Since the invention of cinema by the Lumière Brothers in 1895, the film has been criminally denied its deserved status in the art world. I’m not blaming anyone in particular, and I’m certainly not pointing my finger towards poor filmmaking and poor films. We can blame them for, say, school shootings and the teen suicide rate (not to mention unwanted pregnancy). The reason for the degradation of cinema’s good name is in just that: its name. The language we have used, and continue to use, to describe the cinema is degrading to anyone that respects the art form-especially pretentious film students.

Historically speaking, cine-slang has always been pretty lame. The term ‘flick’, as in “Want to catch a flick later?”, or “What a rootin’ tootin’ good flick that Paint Your Wagon was!”
has been around since Godknows- when. We all use it, but where the hell did it come from? I believe that it comes from the epilepsy-inducing effect caused by showing a film at the incorrect frame-per-second rate. Inexplicably, the term somehow came to refer to all films. Idiot projectionists aside, the term is outdated. Let’s nix it from our collective vocabulary, shall we?

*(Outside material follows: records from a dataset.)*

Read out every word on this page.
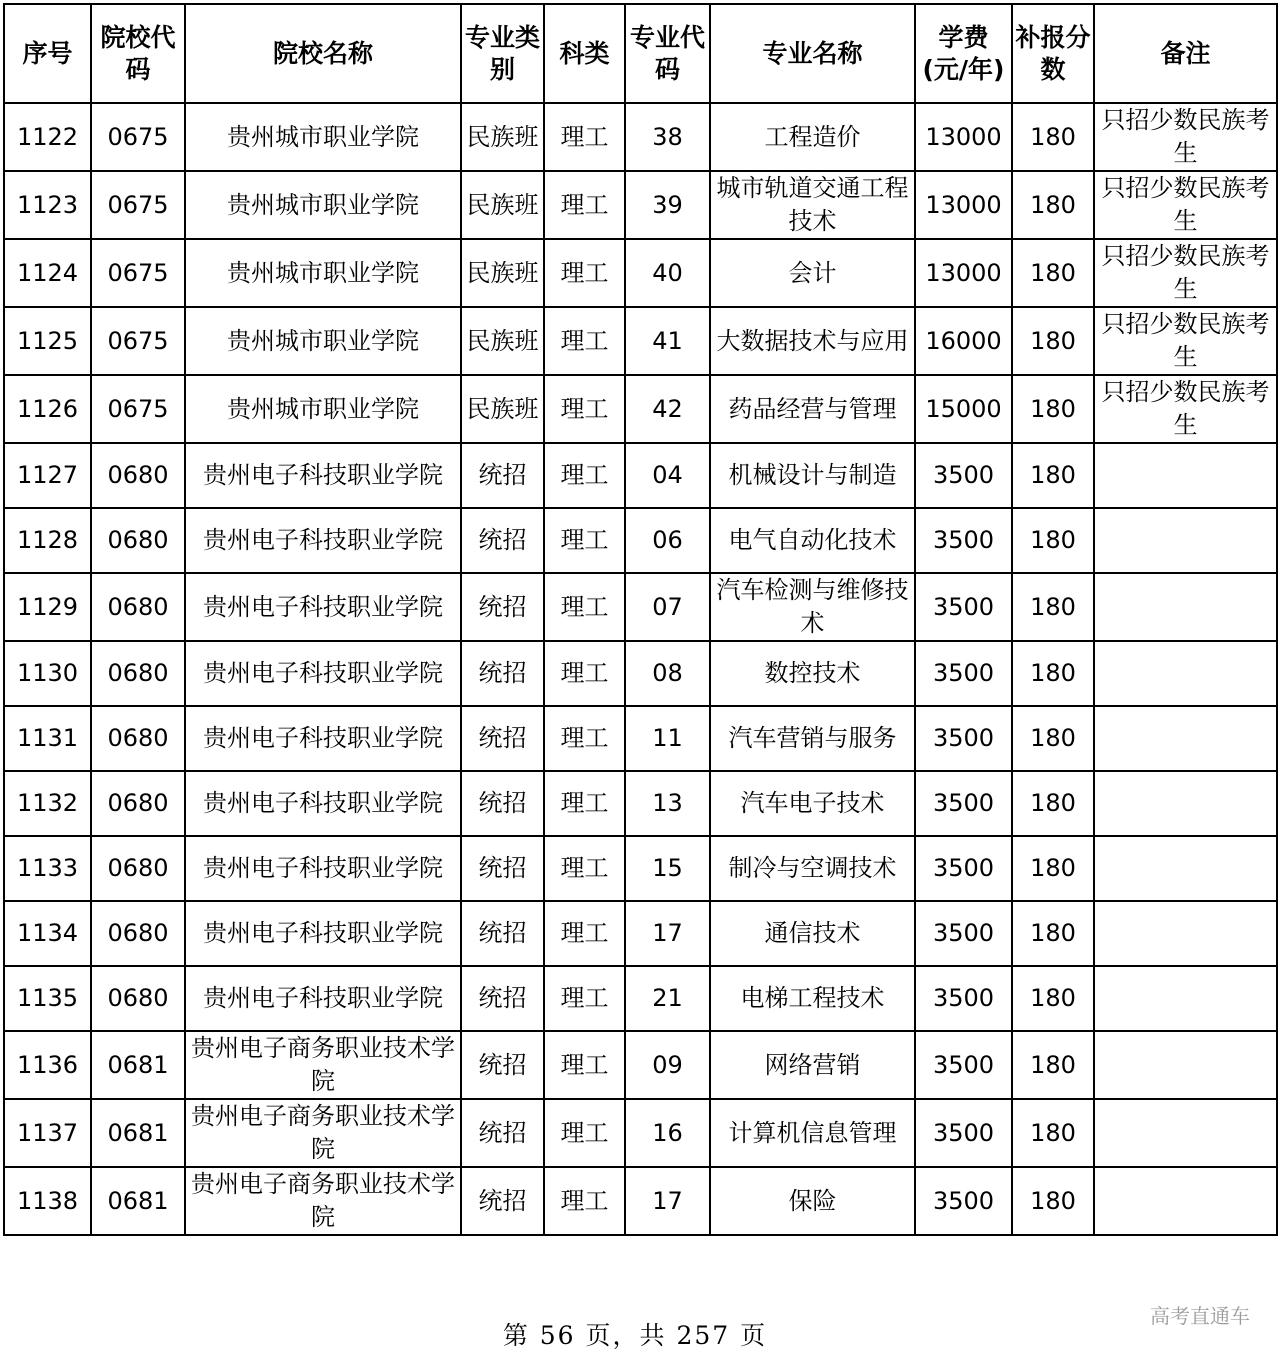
序号	院校代码	院校名称	专业类别	科类	专业代码	专业名称	学费(元/年)	补报分数	备注
1122	0675	贵州城市职业学院	民族班	理工	38	工程造价	13000	180	只招少数民族考生
1123	0675	贵州城市职业学院	民族班	理工	39	城市轨道交通工程技术	13000	180	只招少数民族考生
1124	0675	贵州城市职业学院	民族班	理工	40	会计	13000	180	只招少数民族考生
1125	0675	贵州城市职业学院	民族班	理工	41	大数据技术与应用	16000	180	只招少数民族考生
1126	0675	贵州城市职业学院	民族班	理工	42	药品经营与管理	15000	180	只招少数民族考生
1127	0680	贵州电子科技职业学院	统招	理工	04	机械设计与制造	3500	180	
1128	0680	贵州电子科技职业学院	统招	理工	06	电气自动化技术	3500	180	
1129	0680	贵州电子科技职业学院	统招	理工	07	汽车检测与维修技术	3500	180	
1130	0680	贵州电子科技职业学院	统招	理工	08	数控技术	3500	180	
1131	0680	贵州电子科技职业学院	统招	理工	11	汽车营销与服务	3500	180	
1132	0680	贵州电子科技职业学院	统招	理工	13	汽车电子技术	3500	180	
1133	0680	贵州电子科技职业学院	统招	理工	15	制冷与空调技术	3500	180	
1134	0680	贵州电子科技职业学院	统招	理工	17	通信技术	3500	180	
1135	0680	贵州电子科技职业学院	统招	理工	21	电梯工程技术	3500	180	
1136	0681	贵州电子商务职业技术学院	统招	理工	09	网络营销	3500	180	
1137	0681	贵州电子商务职业技术学院	统招	理工	16	计算机信息管理	3500	180	
1138	0681	贵州电子商务职业技术学院	统招	理工	17	保险	3500	180	
第 56 页，共 257 页
高考直通车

When sound was introduced to the cinema in 1927 with The Jazz Singer, the world was forever changed. And we all sounded like morons by calling films ‘talkies’ all of a sudden. I don’t really think that I need to explain this. I don’t recall silent films ever being referred to as ‘muties’ or ‘shushies’. Let’s throw this word into the trash bin as well.

“But Dru”, you say. “Those terms are all outdated! Only my grandparents use them! This article isn’t worth reading and you don’t deserve to live!”

Au contraire, my snarky reader. I have not yet come to the biggest offender of all: the word MOVIE.

These days, we seem to watch ‘movies’ instead of films. We go to the ‘movies’ instead of the cinema. We give the Best Picture Oscar to How Green Was My Valley instead of Citizen Kane. We pollute the planet beyond repair, eat ridiculous amounts of fast food, commit violent atrocities around the world and yet censor Atom Egoyan’s latest film because of some on-screen ‘thrusting’. You see what I’m getting at here.

The word ‘movie’ is a throwback to the 1920s and ’30s. Because the pictures onscreen seem to be moving, we call it a ‘move-ee’. It’s like calling a painting a ‘stillie’, a poem a ‘wordie’ or a song a ‘polyphonic layering of successive notes and rhythmsie’. That’s how stupid you sound every time you say ‘movie’. Just so you know.

All in favour of ostracizing the word ‘movie’ from the English language? I’ll assume you’re saying ‘yes’.